Shelton, UWA is a good marriage
This week, Shelton State Community College announced that it would join the University of West Alabama at the Demopolis Higher Education Center.
The two-year college will offer technical and workforce development programs not currently offered by UWA.
Shelton State’s arrival fills a void left by Alabama Southern Community College’s departure from the facility in 2009.
The University of West Alabama and Shelton State have a history of collaboration, which includes several truck driving and industrial technology programs.
Among the courses anticipated to be offered by Shelton State include electronics, welding, industrial maintenance and areas of other technical fields.
UWA will continue to offer academic courses, from basic curriculum to graduate courses, at the Higher Ed. Center, while expanding the wildly successful dual enrollment and continuing education programs.
The DHEC has become quite a coup for the city and region and has attracted the attention and partnership of some of the state’s most respected colleges and universities since its founding.
That Shelton will play a key role in developing the trade skills of the next generation of labor force is important to this region and its development.
I’m sure many of you recall Mike Rowe’s commercial campaign a while back about “Build Alabama.”
It’s no secret that Alabama’s craftsmen and women are aging but fewer and fewer young people are entering the workforce to replace them.
Teachers and parents have drilled the importance of a good education into young minds for years. And they’ve done such a good job that more and more students are entering college and earning “white collar” degrees. That’s great news.
But, on the flip side of the coin students who previously would have picked up a hammer or a welder are picking up degrees in Business, Marketing or some other field.
There’s nothing inherently wrong with that other than it’s depleting a vital workforce in Alabama. There’s long been a stigma that trade jobs aren’t as good as “office jobs.” That’s a case of “the grass is always greener on the other side” talk if you ask me.

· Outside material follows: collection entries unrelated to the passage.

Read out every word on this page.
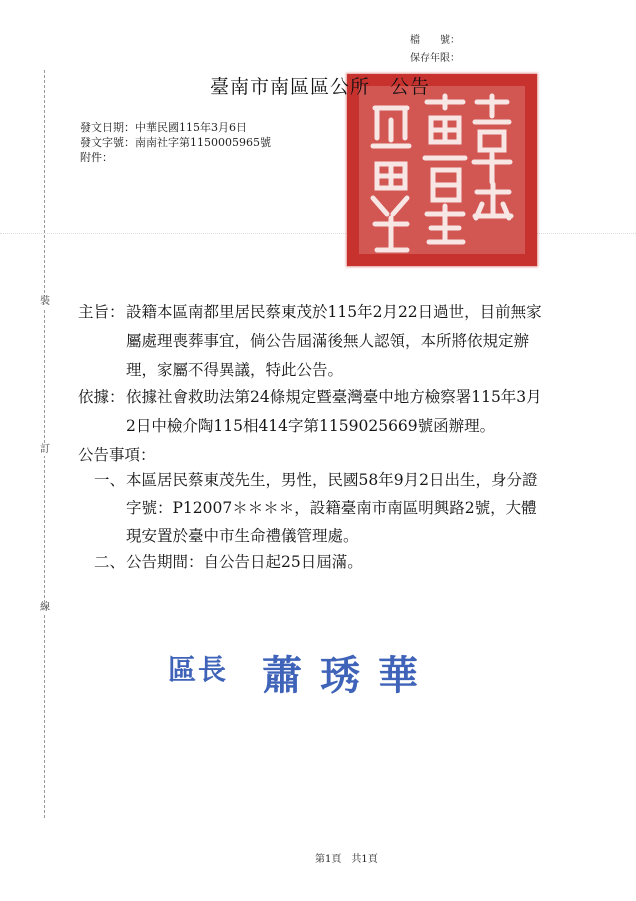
裝
訂
線
檔　　號：
保存年限：
臺南市南區區公所　公告
發文日期：中華民國115年3月6日
發文字號：南南社字第1150005965號
附件：
主旨： 設籍本區南都里居民蔡東茂於115年2月22日過世，目前無家
屬處理喪葬事宜，倘公告屆滿後無人認領，本所將依規定辦
理，家屬不得異議，特此公告。
依據： 依據社會救助法第24條規定暨臺灣臺中地方檢察署115年3月
2日中檢介陶115相414字第1159025669號函辦理。
公告事項：
一、 本區居民蔡東茂先生，男性，民國58年9月2日出生，身分證
字號：P12007＊＊＊＊，設籍臺南市南區明興路2號，大體
現安置於臺中市生命禮儀管理處。
二、 公告期間：自公告日起25日屆滿。
區長 蕭琇華
第1頁　共1頁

I graduated high school with several guys who are currently plumbers, welders, electricians and other craftsmen. By the time I finished college, they already owned a home. To-date, their earning potential outpaces many of my other friends who currently hold bachelor’s, and in some cases, masters degrees.
Labor force economics rarely weights education over skill. If you have a skill, perform that skill well and market it, you’ll do just fine.
I’m excited to see such a diversification of educational offerings here in Demopolis. The world needs more bright young minds programming computers, running newspapers, working in the emergency room and managing giants of industry just as much as it needs the men and women who built the buildings from which they work.
Jason Cannon is the publisher of The Demopolis Times.